What Stl.Pedals Does


Stl.Pedals manages both sustain (CC 64) and sostenuto (CC 67) pedal behavior across all MIDI channels. Its job is straightforward:

  • When a note is played, it tracks that the key is being held
  • On NoteOff, it checks whether the sustain pedal is currently down
  • If the pedal is down, the node takes ownership of the voice and keeps it alive
  • When the pedal is lifted, it releases all voices it was holding

From the player's perspective, this means notes ring out naturally as long as the pedal is held -- exactly the behavior you'd expect from a piano or any sustain-capable instrument.

Adding It to Your Flow


To add pedal support, register Stl.Pedals in your flow before your PlayEvent:

node MyPlaybackLogic:
    cb Flows:
        define FLOWS += my_flow

        ivls.register_node(my_flow, Stl.Pedals)
        ivls.register_node(my_flow, MyPlayEvent)
end node

That's it. No configuration needed for basic sustain pedal behavior. The node listens for CC 64 and CC 67 automatically, and it handles all the voice lifecycle management internally.

Where It Goes in the Flow


Stl.Pedals should come after any routing or Divert nodes (so the voice has already been sent to the correct flow), but before PlayEvent (so the pedal node can intercept the NoteOff before the sound is stopped).

In a flow with routing:

ivls.register_node(my_sustain_flow, MyModifier)
ivls.register_node(my_sustain_flow, Stl.Pedals)
ivls.register_node(my_sustain_flow, MyPlayEvent)

If you place Stl.Pedals after PlayEvent, it won't be able to intercept the NoteOff in time to keep the note alive.

How It Works (Briefly)


On NoteOn, the pedal node passes the voice through normally (via ivls.pass()). If the sustain pedal happens to be down, it also reparents the voice into a runtime -- a special container that keeps the voice alive independently of the original key press.

On NoteOff, the pedal node checks if it's currently holding the voice. If it is, it simply marks the key as released but does not release the voice. The voice continues playing.

When the sustain pedal is lifted (CC 64 goes below the threshold), the node releases all voices it was holding at once. If a key was pressed again while the pedal was down, that voice gets restored to its normal parent instead of being released.
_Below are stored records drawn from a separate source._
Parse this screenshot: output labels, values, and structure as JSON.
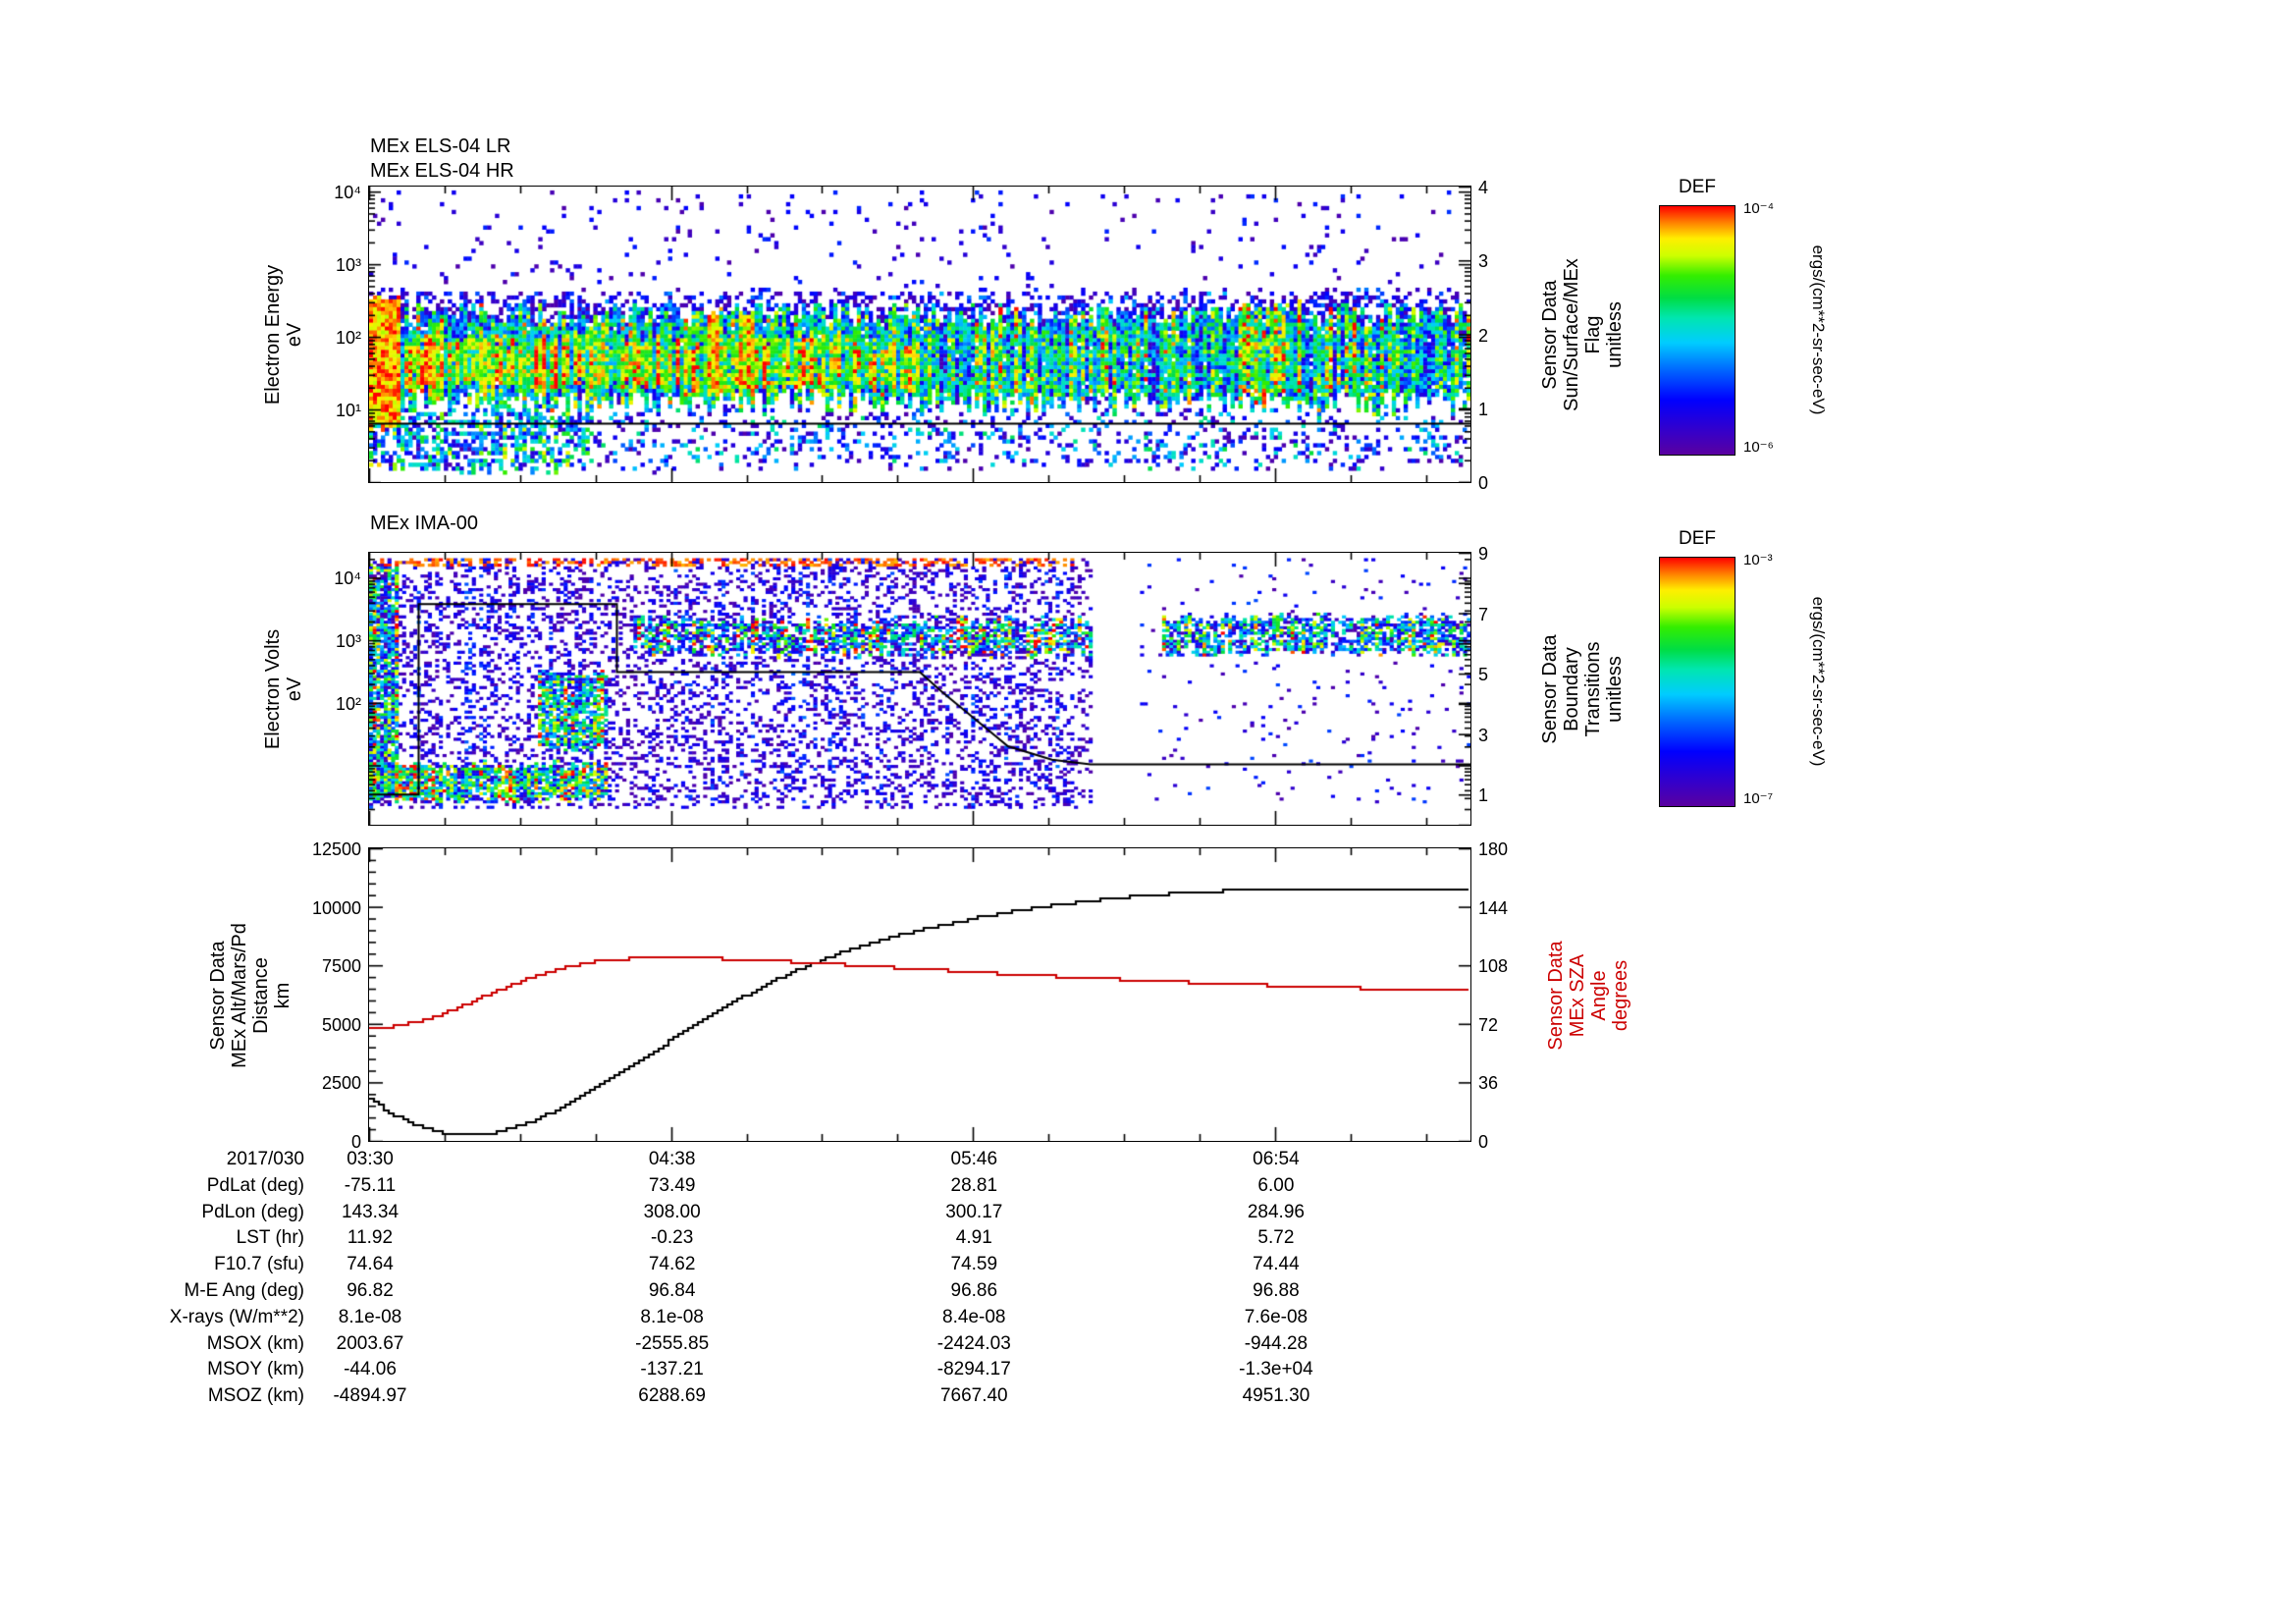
{
  "app": {
    "background": "#ffffff"
  },
  "chart_data": [
    {
      "id": "els",
      "type": "heatmap",
      "titles": [
        "MEx ELS-04 LR",
        "MEx ELS-04 HR"
      ],
      "ylabel": "Electron Energy\neV",
      "yscale": "log",
      "log_range": [
        0,
        4.07
      ],
      "yticks": [
        {
          "log": 1,
          "label": "10¹"
        },
        {
          "log": 2,
          "label": "10²"
        },
        {
          "log": 3,
          "label": "10³"
        },
        {
          "log": 4,
          "label": "10⁴"
        }
      ],
      "right_axis": {
        "label": "Sensor Data\nSun/Surface/MEx\nFlag\nunitless",
        "range": [
          0,
          4
        ],
        "marks": [
          0,
          1,
          2,
          3,
          4
        ],
        "labels": [
          {
            "v": 0,
            "text": "0"
          },
          {
            "v": 1,
            "text": "1"
          },
          {
            "v": 2,
            "text": "2"
          },
          {
            "v": 3,
            "text": "3"
          },
          {
            "v": 4,
            "text": "4"
          }
        ]
      },
      "overlay_line": {
        "name": "sun-surface-mex-flag",
        "axis": "right",
        "color": "#000000",
        "points": [
          [
            0,
            0.79
          ],
          [
            1,
            0.79
          ]
        ]
      },
      "colorbar": {
        "title": "DEF",
        "unit": "ergs/(cm**2-sr-sec-eV)",
        "top": "10⁻⁴",
        "bottom": "10⁻⁶"
      },
      "regions": [
        {
          "t": [
            0,
            1
          ],
          "e": [
            1.1,
            2.3
          ],
          "density": 0.97,
          "base": 0.52,
          "rand": 0.28,
          "streak": 0.25,
          "jitter": 0.18
        },
        {
          "t": [
            0.03,
            0.5
          ],
          "e": [
            1.3,
            1.95
          ],
          "density": 0.95,
          "base": 0.68,
          "rand": 0.22,
          "streak": 0.3,
          "jitter": 0.1
        },
        {
          "t": [
            0,
            0.03
          ],
          "e": [
            0.75,
            2.55
          ],
          "density": 1.0,
          "base": 0.9,
          "rand": 0.12,
          "streak": 0.0,
          "jitter": 0.05
        },
        {
          "t": [
            0.055,
            0.065
          ],
          "e": [
            1.1,
            2.2
          ],
          "density": 0.95,
          "base": 0.78,
          "rand": 0.2,
          "streak": 0.0,
          "jitter": 0.05
        },
        {
          "t": [
            0.1,
            0.11
          ],
          "e": [
            1.1,
            2.0
          ],
          "density": 0.9,
          "base": 0.72,
          "rand": 0.2,
          "streak": 0.0,
          "jitter": 0.05
        },
        {
          "t": [
            0.308,
            0.318
          ],
          "e": [
            1.2,
            2.35
          ],
          "density": 0.95,
          "base": 0.85,
          "rand": 0.15,
          "streak": 0.0,
          "jitter": 0.05
        },
        {
          "t": [
            0.336,
            0.35
          ],
          "e": [
            1.2,
            2.35
          ],
          "density": 0.95,
          "base": 0.82,
          "rand": 0.18,
          "streak": 0.0,
          "jitter": 0.05
        },
        {
          "t": [
            0.79,
            0.845
          ],
          "e": [
            1.15,
            2.4
          ],
          "density": 0.9,
          "base": 0.6,
          "rand": 0.3,
          "streak": 0.2,
          "jitter": 0.1
        },
        {
          "t": [
            0,
            1
          ],
          "e": [
            2.05,
            2.62
          ],
          "density": 0.5,
          "base": 0.13,
          "rand": 0.2,
          "streak": 0.15,
          "jitter": 0.05
        },
        {
          "t": [
            0,
            1
          ],
          "e": [
            0.15,
            4.0
          ],
          "density": 0.05,
          "base": 0.1,
          "rand": 0.18,
          "streak": 0.0,
          "jitter": 0.0
        },
        {
          "t": [
            0,
            0.2
          ],
          "e": [
            0.2,
            1.0
          ],
          "density": 0.6,
          "base": 0.42,
          "rand": 0.3,
          "streak": 0.2,
          "jitter": 0.1
        },
        {
          "t": [
            0.2,
            1
          ],
          "e": [
            0.2,
            0.95
          ],
          "density": 0.2,
          "base": 0.28,
          "rand": 0.3,
          "streak": 0.1,
          "jitter": 0.1
        }
      ]
    },
    {
      "id": "ima",
      "type": "heatmap",
      "titles": [
        "MEx IMA-00"
      ],
      "ylabel": "Electron Volts\neV",
      "yscale": "log",
      "log_range": [
        0.05,
        4.4
      ],
      "yticks": [
        {
          "log": 2,
          "label": "10²"
        },
        {
          "log": 3,
          "label": "10³"
        },
        {
          "log": 4,
          "label": "10⁴"
        }
      ],
      "right_axis": {
        "label": "Sensor Data\nBoundary\nTransitions\nunitless",
        "range": [
          0,
          9
        ],
        "marks": [
          0,
          1,
          2,
          3,
          4,
          5,
          6,
          7,
          8,
          9
        ],
        "labels": [
          {
            "v": 1,
            "text": "1"
          },
          {
            "v": 3,
            "text": "3"
          },
          {
            "v": 5,
            "text": "5"
          },
          {
            "v": 7,
            "text": "7"
          },
          {
            "v": 9,
            "text": "9"
          }
        ]
      },
      "overlay_line": {
        "name": "boundary-transitions",
        "axis": "right",
        "color": "#000000",
        "points": [
          [
            0,
            1
          ],
          [
            0.045,
            1
          ],
          [
            0.045,
            7.3
          ],
          [
            0.225,
            7.3
          ],
          [
            0.225,
            5.05
          ],
          [
            0.5,
            5.05
          ],
          [
            0.52,
            4.4
          ],
          [
            0.54,
            3.8
          ],
          [
            0.56,
            3.2
          ],
          [
            0.58,
            2.6
          ],
          [
            0.62,
            2.15
          ],
          [
            0.655,
            2.0
          ],
          [
            1,
            2.0
          ]
        ]
      },
      "colorbar": {
        "title": "DEF",
        "unit": "ergs/(cm**2-sr-sec-eV)",
        "top": "10⁻³",
        "bottom": "10⁻⁷"
      },
      "regions": [
        {
          "t": [
            0,
            0.655
          ],
          "e": [
            0.3,
            4.3
          ],
          "density": 0.32,
          "base": 0.11,
          "rand": 0.14,
          "streak": 0.12,
          "jitter": 0.0
        },
        {
          "t": [
            0,
            0.64
          ],
          "e": [
            4.18,
            4.32
          ],
          "density": 0.4,
          "base": 0.95,
          "rand": 0.05,
          "streak": 0.0,
          "jitter": 0.0
        },
        {
          "t": [
            0,
            0.025
          ],
          "e": [
            0.5,
            4.2
          ],
          "density": 0.85,
          "base": 0.5,
          "rand": 0.45,
          "streak": 0.3,
          "jitter": 0.05
        },
        {
          "t": [
            0.155,
            0.215
          ],
          "e": [
            1.25,
            2.45
          ],
          "density": 0.8,
          "base": 0.55,
          "rand": 0.35,
          "streak": 0.25,
          "jitter": 0.1
        },
        {
          "t": [
            0,
            0.215
          ],
          "e": [
            0.45,
            1.0
          ],
          "density": 0.85,
          "base": 0.6,
          "rand": 0.35,
          "streak": 0.25,
          "jitter": 0.08
        },
        {
          "t": [
            0.24,
            0.655
          ],
          "e": [
            2.8,
            3.32
          ],
          "density": 0.72,
          "base": 0.45,
          "rand": 0.42,
          "streak": 0.35,
          "jitter": 0.1
        },
        {
          "t": [
            0.72,
            1
          ],
          "e": [
            2.8,
            3.37
          ],
          "density": 0.78,
          "base": 0.4,
          "rand": 0.38,
          "streak": 0.3,
          "jitter": 0.08
        },
        {
          "t": [
            0.7,
            1
          ],
          "e": [
            0.4,
            4.3
          ],
          "density": 0.035,
          "base": 0.13,
          "rand": 0.18,
          "streak": 0.0,
          "jitter": 0.0
        }
      ]
    },
    {
      "id": "lines",
      "type": "line",
      "left_axis": {
        "label": "Sensor Data\nMEx Alt/Mars/Pd\nDistance\nkm",
        "range": [
          0,
          12500
        ],
        "marks": [
          0,
          2500,
          5000,
          7500,
          10000,
          12500
        ],
        "minor_step": 500,
        "labels": [
          {
            "v": 0,
            "text": "0"
          },
          {
            "v": 2500,
            "text": "2500"
          },
          {
            "v": 5000,
            "text": "5000"
          },
          {
            "v": 7500,
            "text": "7500"
          },
          {
            "v": 10000,
            "text": "10000"
          },
          {
            "v": 12500,
            "text": "12500"
          }
        ]
      },
      "right_axis": {
        "label": "Sensor Data\nMEx SZA\nAngle\ndegrees",
        "color": "#cc0000",
        "range": [
          0,
          180
        ],
        "marks": [
          0,
          36,
          72,
          108,
          144,
          180
        ],
        "labels": [
          {
            "v": 0,
            "text": "0"
          },
          {
            "v": 36,
            "text": "36"
          },
          {
            "v": 72,
            "text": "72"
          },
          {
            "v": 108,
            "text": "108"
          },
          {
            "v": 144,
            "text": "144"
          },
          {
            "v": 180,
            "text": "180"
          }
        ]
      },
      "series": [
        {
          "name": "mex-altitude-km",
          "axis": "left",
          "color": "#000000",
          "points": [
            [
              0,
              1750
            ],
            [
              6,
              1050
            ],
            [
              12,
              550
            ],
            [
              16,
              350
            ],
            [
              20,
              280
            ],
            [
              24,
              280
            ],
            [
              28,
              360
            ],
            [
              32,
              550
            ],
            [
              36,
              820
            ],
            [
              40,
              1150
            ],
            [
              44,
              1530
            ],
            [
              48,
              1950
            ],
            [
              52,
              2400
            ],
            [
              56,
              2870
            ],
            [
              60,
              3350
            ],
            [
              64,
              3840
            ],
            [
              68,
              4330
            ],
            [
              72,
              4810
            ],
            [
              76,
              5280
            ],
            [
              80,
              5730
            ],
            [
              84,
              6160
            ],
            [
              88,
              6560
            ],
            [
              92,
              6940
            ],
            [
              96,
              7290
            ],
            [
              100,
              7610
            ],
            [
              104,
              7900
            ],
            [
              108,
              8160
            ],
            [
              112,
              8400
            ],
            [
              116,
              8620
            ],
            [
              120,
              8820
            ],
            [
              126,
              9100
            ],
            [
              132,
              9350
            ],
            [
              138,
              9580
            ],
            [
              144,
              9780
            ],
            [
              150,
              9960
            ],
            [
              156,
              10120
            ],
            [
              162,
              10260
            ],
            [
              168,
              10380
            ],
            [
              174,
              10480
            ],
            [
              180,
              10560
            ],
            [
              186,
              10630
            ],
            [
              192,
              10680
            ],
            [
              200,
              10730
            ],
            [
              210,
              10760
            ],
            [
              220,
              10775
            ],
            [
              232,
              10780
            ],
            [
              248,
              10780
            ]
          ]
        },
        {
          "name": "mex-sza-deg",
          "axis": "right",
          "color": "#cc0000",
          "points": [
            [
              0,
              69
            ],
            [
              5,
              70.5
            ],
            [
              10,
              73
            ],
            [
              15,
              77
            ],
            [
              20,
              82
            ],
            [
              25,
              88
            ],
            [
              30,
              94
            ],
            [
              35,
              99.5
            ],
            [
              40,
              104
            ],
            [
              45,
              107.5
            ],
            [
              50,
              110
            ],
            [
              55,
              111.5
            ],
            [
              60,
              112.3
            ],
            [
              65,
              112.6
            ],
            [
              70,
              112.6
            ],
            [
              75,
              112.4
            ],
            [
              80,
              112
            ],
            [
              85,
              111.5
            ],
            [
              90,
              110.9
            ],
            [
              95,
              110.2
            ],
            [
              100,
              109.4
            ],
            [
              105,
              108.6
            ],
            [
              110,
              107.8
            ],
            [
              115,
              107
            ],
            [
              120,
              106.2
            ],
            [
              126,
              105.3
            ],
            [
              132,
              104.4
            ],
            [
              138,
              103.5
            ],
            [
              144,
              102.6
            ],
            [
              150,
              101.8
            ],
            [
              156,
              101
            ],
            [
              162,
              100.2
            ],
            [
              168,
              99.4
            ],
            [
              174,
              98.7
            ],
            [
              180,
              98
            ],
            [
              186,
              97.3
            ],
            [
              192,
              96.7
            ],
            [
              198,
              96.1
            ],
            [
              204,
              95.5
            ],
            [
              210,
              95
            ],
            [
              216,
              94.5
            ],
            [
              222,
              94
            ],
            [
              228,
              93.6
            ],
            [
              234,
              93.2
            ],
            [
              240,
              92.8
            ],
            [
              248,
              92.3
            ]
          ]
        }
      ]
    }
  ],
  "xaxis": {
    "date_label": "2017/030",
    "tick_labels": [
      "03:30",
      "04:38",
      "05:46",
      "06:54"
    ],
    "tick_minutes": [
      0,
      68,
      136,
      204
    ],
    "minor_step_minutes": 17,
    "total_minutes": 248
  },
  "table": {
    "rows": [
      {
        "label": "2017/030",
        "values": [
          "03:30",
          "04:38",
          "05:46",
          "06:54"
        ]
      },
      {
        "label": "PdLat (deg)",
        "values": [
          "-75.11",
          "73.49",
          "28.81",
          "6.00"
        ]
      },
      {
        "label": "PdLon (deg)",
        "values": [
          "143.34",
          "308.00",
          "300.17",
          "284.96"
        ]
      },
      {
        "label": "LST (hr)",
        "values": [
          "11.92",
          "-0.23",
          "4.91",
          "5.72"
        ]
      },
      {
        "label": "F10.7 (sfu)",
        "values": [
          "74.64",
          "74.62",
          "74.59",
          "74.44"
        ]
      },
      {
        "label": "M-E Ang (deg)",
        "values": [
          "96.82",
          "96.84",
          "96.86",
          "96.88"
        ]
      },
      {
        "label": "X-rays (W/m**2)",
        "values": [
          "8.1e-08",
          "8.1e-08",
          "8.4e-08",
          "7.6e-08"
        ]
      },
      {
        "label": "MSOX (km)",
        "values": [
          "2003.67",
          "-2555.85",
          "-2424.03",
          "-944.28"
        ]
      },
      {
        "label": "MSOY (km)",
        "values": [
          "-44.06",
          "-137.21",
          "-8294.17",
          "-1.3e+04"
        ]
      },
      {
        "label": "MSOZ (km)",
        "values": [
          "-4894.97",
          "6288.69",
          "7667.40",
          "4951.30"
        ]
      }
    ]
  }
}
The internal mechanics of runtimes and voice reparenting are covered in Unit 5 - Voice Mechanics. For now, you don't need to understand them -- Stl.Pedals handles everything behind the scenes.

Sostenuto


Sostenuto (CC 67) works similarly to sustain, but with one key difference: it only holds notes that are already being played at the moment the pedal is pressed. Notes played after the sostenuto pedal goes down are not affected.

Stl.Pedals handles both pedal types in a single node. If both pedals are active simultaneously, the node correctly manages the interaction between them -- sostenuto takes priority over sustain for notes it's holding.


With pedal support in place, your instrument now has a complete basic playback system: keymaps route notes into flows, voices travel through modifier nodes, pedals manage note lifetimes, and PlayEvent triggers the audio. From here, the guide moves on to building the rest of your instrument's features.